Кара медленно поднялась и, пошатываясь, добрела до крыльца. С трудом одолела первую ступеньку и остановилась передохнуть. Сделала еще один шаг, и боль немного отступила.
«Схватка», – подумала Кара, и к горлу подкатила тошнота. Она сглотнула и согнулась, ухватившись за деревянные перила. Через мгновение почувствовала себя лучше. Схватка стихла.
В коридоре пахло хлоркой. Откуда-то доносился громкий хлюпающий звук. Кара прошла в палату и поняла природу странного звука. Это дышала больная. Воздух со свистом вырывался из ее легких, грудь ходила ходуном. Кара огляделась. Докторши в палате не было. Косой солнечный луч, проникавший сквозь небольшое окно, падал на восковое лицо женщины. Выглядела она ужасно – нос заострился, губы посинели и потрескались.
Кара коснулась рукой спутанных рыжих волос. Мелькнула мысль, что эти пряди навечно останутся непричесанными. Неожиданно женщина открыла глаза, выгнулась дугой и захрипела. Кара испуганно отдернула руку и почувствовала, как стальной кулак боли снова тисками сжал внутренности. Она рухнула на стоявшую подле кровати табуретку и замерла, ожидая, когда схватка закончится.
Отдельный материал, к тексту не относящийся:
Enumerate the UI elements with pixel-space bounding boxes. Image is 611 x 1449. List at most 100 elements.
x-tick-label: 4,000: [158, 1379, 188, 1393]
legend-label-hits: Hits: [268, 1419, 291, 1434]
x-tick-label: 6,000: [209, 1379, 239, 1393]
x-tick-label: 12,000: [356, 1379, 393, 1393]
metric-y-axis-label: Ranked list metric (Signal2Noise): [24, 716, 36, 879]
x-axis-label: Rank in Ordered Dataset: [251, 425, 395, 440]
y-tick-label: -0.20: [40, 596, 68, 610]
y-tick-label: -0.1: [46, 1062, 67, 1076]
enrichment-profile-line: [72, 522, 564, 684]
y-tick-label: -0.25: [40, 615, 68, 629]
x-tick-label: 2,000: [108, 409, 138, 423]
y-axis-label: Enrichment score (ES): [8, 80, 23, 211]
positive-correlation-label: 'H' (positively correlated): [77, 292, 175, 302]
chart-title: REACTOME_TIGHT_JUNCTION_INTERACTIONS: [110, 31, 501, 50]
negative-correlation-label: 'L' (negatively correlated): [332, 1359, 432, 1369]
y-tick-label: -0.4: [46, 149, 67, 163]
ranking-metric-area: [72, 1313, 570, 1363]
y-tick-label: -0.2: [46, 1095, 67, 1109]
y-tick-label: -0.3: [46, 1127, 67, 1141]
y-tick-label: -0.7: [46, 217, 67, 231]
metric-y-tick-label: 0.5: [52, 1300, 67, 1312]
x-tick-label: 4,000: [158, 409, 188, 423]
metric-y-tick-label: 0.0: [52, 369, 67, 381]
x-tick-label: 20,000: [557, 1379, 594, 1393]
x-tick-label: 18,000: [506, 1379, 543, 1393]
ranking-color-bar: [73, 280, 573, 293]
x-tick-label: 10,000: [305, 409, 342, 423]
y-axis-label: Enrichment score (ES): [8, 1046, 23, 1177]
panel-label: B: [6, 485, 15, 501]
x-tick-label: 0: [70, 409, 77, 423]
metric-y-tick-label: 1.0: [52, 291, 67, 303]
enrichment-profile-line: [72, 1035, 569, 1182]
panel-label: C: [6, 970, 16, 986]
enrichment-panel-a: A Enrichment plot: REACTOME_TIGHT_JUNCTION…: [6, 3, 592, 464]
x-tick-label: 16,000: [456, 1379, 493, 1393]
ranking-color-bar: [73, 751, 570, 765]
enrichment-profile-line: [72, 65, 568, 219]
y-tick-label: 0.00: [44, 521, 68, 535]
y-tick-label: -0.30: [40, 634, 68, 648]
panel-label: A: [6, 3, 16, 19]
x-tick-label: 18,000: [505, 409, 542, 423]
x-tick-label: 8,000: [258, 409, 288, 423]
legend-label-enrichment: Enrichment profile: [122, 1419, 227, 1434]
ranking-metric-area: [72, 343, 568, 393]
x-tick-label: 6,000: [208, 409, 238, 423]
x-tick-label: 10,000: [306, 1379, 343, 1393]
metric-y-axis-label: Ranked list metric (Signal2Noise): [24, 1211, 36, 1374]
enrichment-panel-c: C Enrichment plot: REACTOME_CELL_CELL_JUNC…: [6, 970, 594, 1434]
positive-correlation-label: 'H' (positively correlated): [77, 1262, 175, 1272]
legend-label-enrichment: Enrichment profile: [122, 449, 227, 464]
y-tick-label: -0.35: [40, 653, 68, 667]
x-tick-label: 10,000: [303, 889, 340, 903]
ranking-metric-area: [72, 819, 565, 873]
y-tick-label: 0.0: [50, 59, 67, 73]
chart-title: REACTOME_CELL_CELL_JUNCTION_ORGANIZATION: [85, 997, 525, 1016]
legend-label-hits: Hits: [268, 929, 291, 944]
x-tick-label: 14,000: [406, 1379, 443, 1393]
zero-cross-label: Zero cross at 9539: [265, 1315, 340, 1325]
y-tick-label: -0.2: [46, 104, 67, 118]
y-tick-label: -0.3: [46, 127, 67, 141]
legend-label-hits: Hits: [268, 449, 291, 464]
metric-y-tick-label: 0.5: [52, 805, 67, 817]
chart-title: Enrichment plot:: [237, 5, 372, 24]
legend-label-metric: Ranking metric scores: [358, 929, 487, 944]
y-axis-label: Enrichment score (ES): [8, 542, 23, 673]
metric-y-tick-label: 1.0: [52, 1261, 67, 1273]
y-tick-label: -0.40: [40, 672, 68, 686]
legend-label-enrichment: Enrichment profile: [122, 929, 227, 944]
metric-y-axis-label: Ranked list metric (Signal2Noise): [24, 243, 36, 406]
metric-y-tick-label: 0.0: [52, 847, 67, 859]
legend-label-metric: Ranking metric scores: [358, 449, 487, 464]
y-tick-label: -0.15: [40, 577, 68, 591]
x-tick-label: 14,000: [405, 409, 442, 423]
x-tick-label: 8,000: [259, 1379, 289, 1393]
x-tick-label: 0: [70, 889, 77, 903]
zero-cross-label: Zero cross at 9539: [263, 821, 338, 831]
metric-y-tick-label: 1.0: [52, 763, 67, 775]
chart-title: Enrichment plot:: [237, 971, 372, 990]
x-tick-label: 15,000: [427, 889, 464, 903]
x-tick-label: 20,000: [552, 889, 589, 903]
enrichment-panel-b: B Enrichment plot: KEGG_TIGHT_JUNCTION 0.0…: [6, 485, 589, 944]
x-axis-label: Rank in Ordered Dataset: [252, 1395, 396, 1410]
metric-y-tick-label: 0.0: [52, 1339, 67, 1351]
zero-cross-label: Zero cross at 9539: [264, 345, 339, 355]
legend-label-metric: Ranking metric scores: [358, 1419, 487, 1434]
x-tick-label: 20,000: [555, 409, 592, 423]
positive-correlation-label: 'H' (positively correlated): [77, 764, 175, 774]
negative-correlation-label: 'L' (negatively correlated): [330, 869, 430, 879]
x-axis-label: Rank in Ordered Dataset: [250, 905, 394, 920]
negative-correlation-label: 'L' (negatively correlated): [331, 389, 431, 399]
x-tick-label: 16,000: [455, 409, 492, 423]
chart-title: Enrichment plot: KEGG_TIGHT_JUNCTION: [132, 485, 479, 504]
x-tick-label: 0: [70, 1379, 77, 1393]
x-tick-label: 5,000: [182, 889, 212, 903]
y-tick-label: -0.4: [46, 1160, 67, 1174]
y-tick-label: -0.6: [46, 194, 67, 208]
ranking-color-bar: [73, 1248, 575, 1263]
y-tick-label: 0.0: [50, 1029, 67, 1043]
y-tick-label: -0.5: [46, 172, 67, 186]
Женщина перестала хрипеть, и, если бы не ее пальцы, беспорядочно шарившие по одеялу, можно было подумать, что она умерла.
– Отходит, – тихо произнесла Энгелиса. Кара не слышала, когда она вошла.
– И что, ничего нельзя сделать? – спросила Кара.
– Перитонит, – покачала головой докторша, – очень запущенный. Легочная недостаточность, почки уже отказали. Ей осталось совсем чуть-чуть.
– Бедная, – прошептала Кара.
Женщина снова захрипела, на ее губах выступила кровавая пена. А Кару скрутила очередная схватка. Такой боли она еще не испытывала. Свет померк в глазах, что-то горячее заструилось по ногам.
Так продолжалось еще долго. Агония рыжеволосой женщины и рождение ребенка. На закате женщина сделала последний вдох, а Кара произвела на свет дочь.
В этом было что-то символическое. Словно, для того чтобы родиться, дочери Стертого понадобилось забрать чью-то жизнь.